Let’s be clear:learning to eat for optimal health is not the same thing as “diet culture”.

Let’s embrace the dismantling of our culture’s unhealthy fixation with overly restrictive diets, while still celebrating the pursuit of sustained energy, mental clarity, and disease prevention through food.

So many of us have a complex relationship with food these days, but navigating those complexities can be made easier with a little support.

We’re huge fans of Shira Barlow, MS, RD, also known as The Food Therapist. Shira’s popular book, The Food Therapist: Break Bad Habits, Eat with Intention, and Indulge Without Worry was a hit with the goop set and lays out Shira’s easy-to-digest philosophy from cover to cover.

Just announced, Shira is bringing her take on intentional eating to a daily podcast with Dear Media. The new show, Good Instincts, will serve up snack-sized snippets of advice for her devoted following, including interviews, trend reports and Q+A’s like the one below!

Get a taste for the new show with these timely and relatable insights from Shira on living well through the holiday season… 

Q: there are so many decadent treats at home that I wouldn’t normally have. How do I deal? 

Shira: I’d like to share a story about a client of mine from a couple years ago. He was a very fancy food guy and he could not stop eating his kids’ stale Halloween candy…think waxy tootsie rolls. He would eat a bunch of them after his family was asleep, and then immediately feel bummed because they weren’t even worth it to him. There were a number of factors at play for him, but a big part of the issue was that the pile of candy was just there.

The way you think about and interact with decadent treats really matters. If you’re consuming them out of habit with little enjoyment, then really consider if they are worth keeping around. On the other hand,  if you’re savoring them like the special seasonal treats that they are, that’s always something I’m here for!

Q: I want to enjoy myself this holiday season, but also don’t want to feel like crap. How do I manage?

Shira: Our mindset around indulging is the most important thing here. A lot of people make the mistake of bringing wonky logic and ethics into the equation to rationalize indulging. My clients often use language that signal loopholes and moral licensing. I often hear things like, “This doesn’t count, it’s the holidays.” or “I’ve been so good, I deserve this!” The issue here isn’t the indulgence itself, it’s that it’s not rooted in reality or being done consciously.

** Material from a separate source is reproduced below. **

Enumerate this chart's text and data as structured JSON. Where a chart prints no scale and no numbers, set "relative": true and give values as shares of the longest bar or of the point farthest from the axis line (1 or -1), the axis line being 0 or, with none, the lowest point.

A big misconception about health is that it is always about forgoing the indulgence (it’s not). It’s about having the ability to pause and consider if having the [insert your favorite treat] is really worth it to you. If it is, put whatever it is on a plate, and enjoy the absolute #$%& out of every morsel, slowly.

Of course, depending on your goals, you have to be willing to forgo some of those right-now wants some of the time. But the point is, indulgences have a place in a healthy life too. Allowing for them with self-compassion actually helps stop the indulge-repent-repeat cycle. Allowing ourselves some grace gets us back to balance more swiftly.

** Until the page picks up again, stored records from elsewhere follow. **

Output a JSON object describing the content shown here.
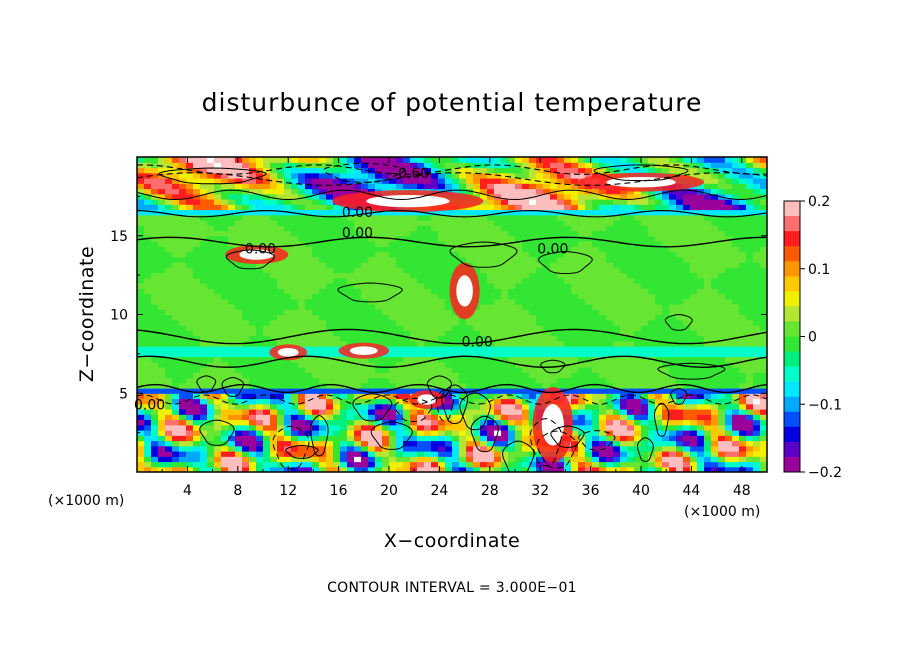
{
  "chart_data": {
    "type": "heatmap",
    "title": "disturbunce of potential temperature",
    "xlabel": "X−coordinate",
    "ylabel": "Z−coordinate",
    "x_unit": "(×1000 m)",
    "y_unit": "(×1000 m)",
    "xlim": [
      0,
      50
    ],
    "ylim": [
      0,
      20
    ],
    "x_ticks": [
      4,
      8,
      12,
      16,
      20,
      24,
      28,
      32,
      36,
      40,
      44,
      48
    ],
    "y_ticks": [
      5,
      10,
      15
    ],
    "colorbar": {
      "min": -0.2,
      "max": 0.2,
      "ticks": [
        -0.2,
        -0.1,
        0,
        0.1,
        0.2
      ],
      "tick_labels": [
        "−0.2",
        "−0.1",
        "0",
        "0.1",
        "0.2"
      ],
      "colors": [
        "#9a009a",
        "#5a00c8",
        "#0000e0",
        "#0050ff",
        "#00a8ff",
        "#00e8ff",
        "#00ffc8",
        "#00f080",
        "#33e633",
        "#66e633",
        "#b4e633",
        "#f0f000",
        "#ffc800",
        "#ff9600",
        "#ff5a00",
        "#ff1e1e",
        "#ff6e6e",
        "#ffbebe"
      ]
    },
    "contour_interval_text": "CONTOUR INTERVAL = 3.000E−01",
    "contour_labels": [
      {
        "text": "−0.60",
        "x": 21.5,
        "z": 19.0
      },
      {
        "text": "0.00",
        "x": 17.5,
        "z": 16.5
      },
      {
        "text": "0.00",
        "x": 17.5,
        "z": 15.2
      },
      {
        "text": "0.00",
        "x": 9.8,
        "z": 14.2
      },
      {
        "text": "0.00",
        "x": 33.0,
        "z": 14.2
      },
      {
        "text": "0.00",
        "x": 27.0,
        "z": 8.3
      },
      {
        "text": "0.00",
        "x": 1.0,
        "z": 4.3
      }
    ],
    "field_bands": [
      {
        "z0": 0,
        "z1": 5,
        "value": "turbulent"
      },
      {
        "z0": 5.0,
        "z1": 5.4,
        "value": -0.12
      },
      {
        "z0": 5.4,
        "z1": 7.2,
        "value": 0.0
      },
      {
        "z0": 7.2,
        "z1": 8.0,
        "value": -0.06
      },
      {
        "z0": 8.0,
        "z1": 15.0,
        "value": 0.0
      },
      {
        "z0": 15.0,
        "z1": 16.3,
        "value": 0.0
      },
      {
        "z0": 16.3,
        "z1": 16.8,
        "value": -0.07
      },
      {
        "z0": 16.8,
        "z1": 20.0,
        "value": "mixed"
      }
    ]
  }
}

Q: How can I deal with social pressure at holiday functions, especially for drinking more alcohol?

Shira: One of the things I don’t see talked about much online, but is discussed frequently in my sessions, is the role social pressure plays when it comes to what we choose to eat (and drink). This pressure often comes from well-meaning friends, family and loved ones! For example, it could be the pressure to split dessert or the fear of disappointing a host by declining something you’d rather skip.

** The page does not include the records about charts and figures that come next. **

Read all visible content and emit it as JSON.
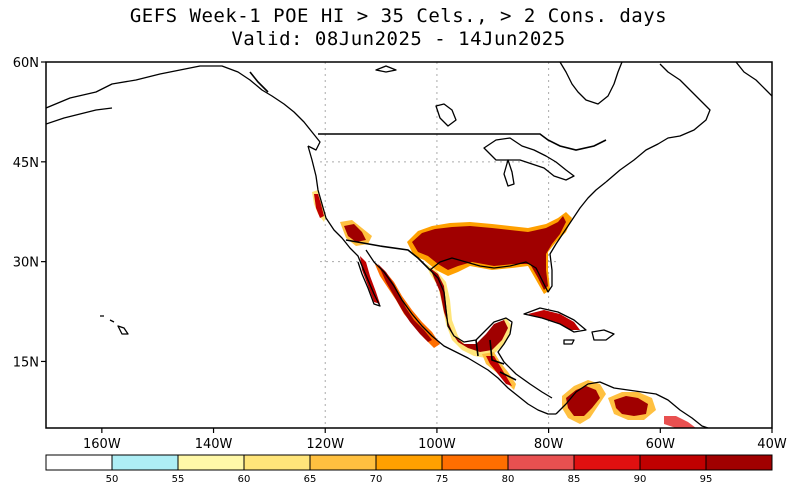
{
  "title": {
    "line1": "GEFS Week-1 POE HI > 35 Cels., > 2 Cons. days",
    "line2": "Valid: 08Jun2025 - 14Jun2025"
  },
  "map": {
    "lon_range": [
      -170,
      -40
    ],
    "lat_range": [
      5,
      60
    ],
    "lat_ticks": [
      {
        "value": 60,
        "label": "60N"
      },
      {
        "value": 45,
        "label": "45N"
      },
      {
        "value": 30,
        "label": "30N"
      },
      {
        "value": 15,
        "label": "15N"
      }
    ],
    "lon_ticks": [
      {
        "value": -160,
        "label": "160W"
      },
      {
        "value": -140,
        "label": "140W"
      },
      {
        "value": -120,
        "label": "120W"
      },
      {
        "value": -100,
        "label": "100W"
      },
      {
        "value": -80,
        "label": "80W"
      },
      {
        "value": -60,
        "label": "60W"
      },
      {
        "value": -40,
        "label": "40W"
      }
    ],
    "gridlines": {
      "lons": [
        -120,
        -100,
        -80
      ],
      "lats": [
        45,
        30
      ]
    }
  },
  "colorbar": {
    "labels": [
      "50",
      "55",
      "60",
      "65",
      "70",
      "75",
      "80",
      "85",
      "90",
      "95"
    ],
    "colors": [
      "#ffffff",
      "#aeeef5",
      "#fff8a8",
      "#ffe57a",
      "#ffc040",
      "#ffa000",
      "#ff6e00",
      "#e85050",
      "#e01010",
      "#c00000",
      "#a00000"
    ]
  },
  "colors": {
    "p90": "#e01010",
    "p95": "#c00000",
    "p100": "#a00000",
    "p75": "#ffa000",
    "p65": "#ffe57a"
  }
}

In these situations, I feel strongly that being clear is being kind, and I mean that in two ways. Being clear is kind to ourselves because we’re being intentional about what we actually want and honoring that. And, ultimately, being clear is also a kindnessto others. It’s not that different from the way I try to communicate with my 4 year old when I’m telling him no: it’s warm, but firm. A warm, but firm and honest response can go a long way. This is how we approach boundaries in any healthy relationship. You got this!